Après avoir été positivement surpris par Casino Royale, j’étais curieux de voir comment Fleming allait faire évoluer James Bond. Or, comme je m’y attendais, dans ce deuxième tome qu'est Live and Let Die (1954) c’est la pleine plongée dans le formulique consensuel. Bond a une nouvelle mission, il voyage en Amérique et en Jamaïque, il y a de l’action et une jolie fille qui lui tombe tout naturellement dans les bras et, une fois qu’il a éliminé le méchant et ses sbires, il est libre de passer du bon temps avec elle. Fin.
Cependant, grâce à l’indéniable talent d’écrivain pulp de Fleming, le résultat est un peu meilleur que ce que laisse supposer mon petit résumé. Le méchant, Mr Big, est efficace : d’une intelligence diabolique, il est à la tête d’une vaste organisation criminelle, basée à Harlem, qui repose son autorité sur le vaudou. C’est l’occasion pour Bond de découvrir la population noire et sa culture à une époque où les communautés restaient sans doute encore plus séparées qu’aujourd’hui. J’ai lu, comme on peut s’y attendre, des accusations de racisme contre ce livre, mais elles me semblent globalement déplacées.
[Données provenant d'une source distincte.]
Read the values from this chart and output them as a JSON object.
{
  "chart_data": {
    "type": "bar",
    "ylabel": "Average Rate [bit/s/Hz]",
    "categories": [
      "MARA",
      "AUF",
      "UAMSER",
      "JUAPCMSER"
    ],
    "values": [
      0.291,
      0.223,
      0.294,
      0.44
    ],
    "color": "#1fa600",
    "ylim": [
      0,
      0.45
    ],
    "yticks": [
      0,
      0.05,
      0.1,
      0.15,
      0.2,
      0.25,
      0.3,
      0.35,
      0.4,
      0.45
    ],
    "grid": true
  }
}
Pour résumer la question, la conclusion de Bond sur les noirs après une exploration d’Harlem : « Seems they’re interested in much the same things as everyone else — sex, having fun, and keeping up with the Jones’s. » Eh oui, après une prudente enquête, Bond découvre avec étonnement que les noirs sont des gens comme les autres ! Et Mr Big, métisse, évoque l’émancipation noire et se défend d’être le premier grand criminel noir, ce qui, d’une certaine façon, est émancipateur… J’aimerais pouvoir dire que le traitement du principal personnage féminin est aussi nuancé, mais non, c’est un clair retour en arrière après la Vesper de Casino Royale : celle-là devient rapidement une simple demoiselle en détresse, prix de la victoire pour Bond, et elle songe essentiellement à son maquillage. J’apprécie cependant qu’elle semble utiliser Bond à ses propres fins, c’est-à-dire échapper à Mr Big, et, même si c’est peut-être aller trop loin, j’aime imaginer qu’elle manipule Bond dans ce but pendant tout le roman. Bond n’est certainement pas difficile à manipuler quand on est une charmante jeune femme !
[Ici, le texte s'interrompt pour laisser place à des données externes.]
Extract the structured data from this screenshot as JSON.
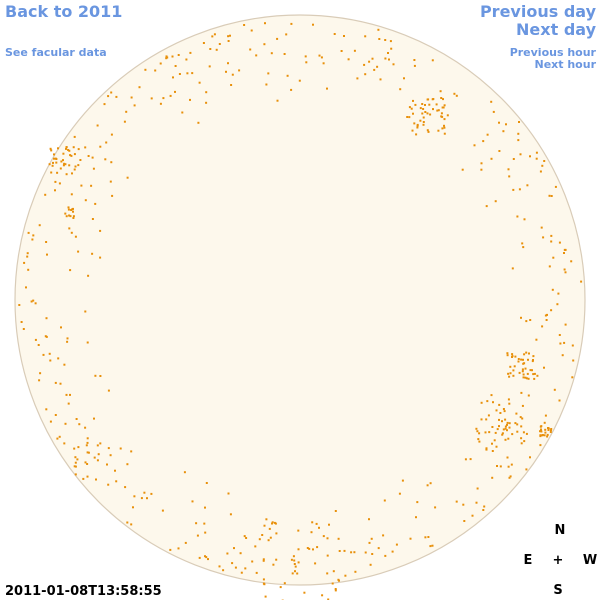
{
  "links": {
    "back": "Back to 2011",
    "facular": "See facular data",
    "previous_day": "Previous day",
    "next_day": "Next day",
    "previous_hour": "Previous hour",
    "next_hour": "Next hour"
  },
  "timestamp": "2011-01-08T13:58:55",
  "compass": {
    "north": "N",
    "east": "E",
    "center": "+",
    "west": "W",
    "south": "S"
  }
}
Cliché narratif utilisé deux fois ici : la capture de Bond par le méchant. C’est le meilleur moyen pour l’auteur de mettre face à face ses deux personnages principaux, les deux forces opposées qui structurent le roman. Et ça fonctionne : malgré leur caractère convenu, ces confrontations sont peut-être les meilleures parties du roman. Dommage que le personnage de Bond soit loin d’être aussi intéressant que dans Casino Royale : il n’est pas invincible physiquement, et il va jusqu’à lâcher une larme d’émotion, mais il a perdu en densité. L’exploration de son caractère et de ses failles n’est plus du tout la priorité. Place à de l’aventure classique. Donc, pour de l’aventure classique, ce n’est pas trop mal. Je pourrais me laisser aller à lire le troisième tome, Moonraker, mais je crains que Casino Royale soit clairement l’apogée de la série.